Neural stem cell-specific peroxisome proliferator-activated receptorγknockout mice:breed-ing and genetic identification
10.3969/j.issn.1673-4254.2014.12.12
- VernacularTitle:神经干细胞特异性PPARγ基因敲除小鼠模型的制备与鉴定
- Author:
Qiaoqi WU
1
;
Hongyan ZHANG
;
Zhen WANG
;
Lifang LIN
;
Lu CHEN
;
Xuemin WANG
Author Information
1. 南方医科大学基础医学院神经生物学教研室
- Keywords:
peroxisome proliferator-activated receptorγ;
gene knockout;
Cre-loxp
- From:
Journal of Southern Medical University
2014;(12):1768-1771
- CountryChina
- Language:Chinese
-
Abstract:
Objective To breed neual stem cell-specific peroxisome proliferator-activated receptor γ (PPARγ) knockout mice.
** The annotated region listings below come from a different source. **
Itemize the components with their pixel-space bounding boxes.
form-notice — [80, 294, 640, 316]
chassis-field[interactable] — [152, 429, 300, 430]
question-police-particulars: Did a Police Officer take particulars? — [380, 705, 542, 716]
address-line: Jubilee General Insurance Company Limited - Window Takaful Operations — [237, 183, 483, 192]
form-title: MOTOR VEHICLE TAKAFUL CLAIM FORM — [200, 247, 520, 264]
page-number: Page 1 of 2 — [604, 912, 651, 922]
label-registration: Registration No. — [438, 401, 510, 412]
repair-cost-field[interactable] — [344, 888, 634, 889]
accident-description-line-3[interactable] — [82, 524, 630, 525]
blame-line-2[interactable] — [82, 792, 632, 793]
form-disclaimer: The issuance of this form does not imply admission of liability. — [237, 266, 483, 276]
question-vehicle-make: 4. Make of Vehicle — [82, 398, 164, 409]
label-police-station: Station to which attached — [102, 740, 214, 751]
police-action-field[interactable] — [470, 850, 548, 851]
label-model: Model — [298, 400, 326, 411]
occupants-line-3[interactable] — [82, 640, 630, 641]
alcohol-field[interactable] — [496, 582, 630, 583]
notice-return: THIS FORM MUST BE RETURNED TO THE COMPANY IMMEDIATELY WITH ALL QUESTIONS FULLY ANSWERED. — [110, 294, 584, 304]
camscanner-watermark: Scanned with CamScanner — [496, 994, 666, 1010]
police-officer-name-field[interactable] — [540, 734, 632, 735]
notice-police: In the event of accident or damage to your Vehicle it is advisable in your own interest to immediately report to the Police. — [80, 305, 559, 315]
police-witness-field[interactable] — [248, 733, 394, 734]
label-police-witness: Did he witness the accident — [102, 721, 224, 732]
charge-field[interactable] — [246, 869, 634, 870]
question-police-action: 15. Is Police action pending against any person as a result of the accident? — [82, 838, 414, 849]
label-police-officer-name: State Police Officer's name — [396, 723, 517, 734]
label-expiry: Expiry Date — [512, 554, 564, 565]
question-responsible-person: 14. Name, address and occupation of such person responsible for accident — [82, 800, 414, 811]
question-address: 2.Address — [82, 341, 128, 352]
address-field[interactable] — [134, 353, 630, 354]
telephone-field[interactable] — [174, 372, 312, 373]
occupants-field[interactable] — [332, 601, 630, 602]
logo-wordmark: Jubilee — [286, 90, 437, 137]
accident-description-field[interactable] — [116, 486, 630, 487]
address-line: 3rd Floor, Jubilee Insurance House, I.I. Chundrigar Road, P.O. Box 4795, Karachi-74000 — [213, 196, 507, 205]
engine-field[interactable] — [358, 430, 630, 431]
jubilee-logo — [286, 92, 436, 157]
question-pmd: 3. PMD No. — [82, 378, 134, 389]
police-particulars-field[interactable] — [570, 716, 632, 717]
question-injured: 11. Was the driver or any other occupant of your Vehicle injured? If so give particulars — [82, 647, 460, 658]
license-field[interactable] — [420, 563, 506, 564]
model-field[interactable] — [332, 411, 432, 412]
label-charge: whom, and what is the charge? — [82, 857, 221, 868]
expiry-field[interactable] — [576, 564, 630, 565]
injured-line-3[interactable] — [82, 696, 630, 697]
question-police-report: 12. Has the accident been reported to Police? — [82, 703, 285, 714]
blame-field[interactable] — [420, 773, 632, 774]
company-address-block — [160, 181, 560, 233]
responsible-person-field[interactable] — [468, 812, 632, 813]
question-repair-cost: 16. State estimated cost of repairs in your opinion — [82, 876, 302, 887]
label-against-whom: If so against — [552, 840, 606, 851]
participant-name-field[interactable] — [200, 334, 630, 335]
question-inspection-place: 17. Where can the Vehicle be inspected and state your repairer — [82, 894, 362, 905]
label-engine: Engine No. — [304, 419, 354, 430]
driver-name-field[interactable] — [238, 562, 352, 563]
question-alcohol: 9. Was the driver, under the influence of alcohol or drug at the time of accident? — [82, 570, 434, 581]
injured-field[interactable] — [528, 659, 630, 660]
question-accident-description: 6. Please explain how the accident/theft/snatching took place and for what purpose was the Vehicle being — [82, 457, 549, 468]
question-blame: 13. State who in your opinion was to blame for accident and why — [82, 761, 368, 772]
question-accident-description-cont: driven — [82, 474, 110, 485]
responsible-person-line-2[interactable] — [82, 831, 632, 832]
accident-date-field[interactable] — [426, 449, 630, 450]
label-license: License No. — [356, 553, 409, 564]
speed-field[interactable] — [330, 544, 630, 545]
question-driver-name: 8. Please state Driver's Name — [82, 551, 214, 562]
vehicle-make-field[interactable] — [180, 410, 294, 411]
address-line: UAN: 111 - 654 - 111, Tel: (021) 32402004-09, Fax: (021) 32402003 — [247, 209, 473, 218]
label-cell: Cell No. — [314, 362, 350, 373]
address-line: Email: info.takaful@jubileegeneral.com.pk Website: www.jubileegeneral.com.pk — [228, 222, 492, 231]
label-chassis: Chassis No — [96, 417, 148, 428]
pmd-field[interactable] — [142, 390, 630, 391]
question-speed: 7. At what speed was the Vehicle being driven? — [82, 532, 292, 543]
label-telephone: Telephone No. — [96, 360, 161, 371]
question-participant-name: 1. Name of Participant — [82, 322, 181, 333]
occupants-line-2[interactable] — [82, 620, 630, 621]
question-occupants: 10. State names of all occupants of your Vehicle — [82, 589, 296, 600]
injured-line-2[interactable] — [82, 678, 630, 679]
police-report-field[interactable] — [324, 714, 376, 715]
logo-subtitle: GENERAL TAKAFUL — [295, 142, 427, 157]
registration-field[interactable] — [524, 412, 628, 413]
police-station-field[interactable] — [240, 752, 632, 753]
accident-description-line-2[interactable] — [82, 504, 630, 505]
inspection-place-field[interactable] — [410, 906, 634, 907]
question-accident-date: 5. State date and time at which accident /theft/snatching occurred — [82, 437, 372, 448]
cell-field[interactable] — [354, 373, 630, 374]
Methods Two transgenic mouse models, namely B6.PPARγloxp/loxp and B6.Nestin-Cre were interbred, and the first-generation offsprings were backcrossed with B6.PPARγloxp/loxp to obtain the second-generation mice. Genomic DNA was extracted from the second-generation mice for PCR to amplify the loxp and Cre gene fragments followed by agarose gel electrophoresis to verify their sizes. The mice with the PPARγloxp/loxp.Nestin-Cre (KO) genotype were selected as the neural stem cell-specific knockout PPARγ mice, with B6.PPARγloxp/loxp (loxp) mice as the control. Tissue samples were collected from specific regions of the mouse brain and peripheral tissue for detecting the expression of PPARγ mRNA using RT-PCR and real-time quantitative PCR. Results and Conclusion Genotyping results showed PPARγloxp and Cre bands in the knockout mice, which showed obviously decreased mRNA expression of PPARγ, suggesting successful establishment of neural stem cell-specific PPARγ knockout mice. The two transgenic mice we used were fertile, and their breeding pattern followed the laws of Mendelian inheritance.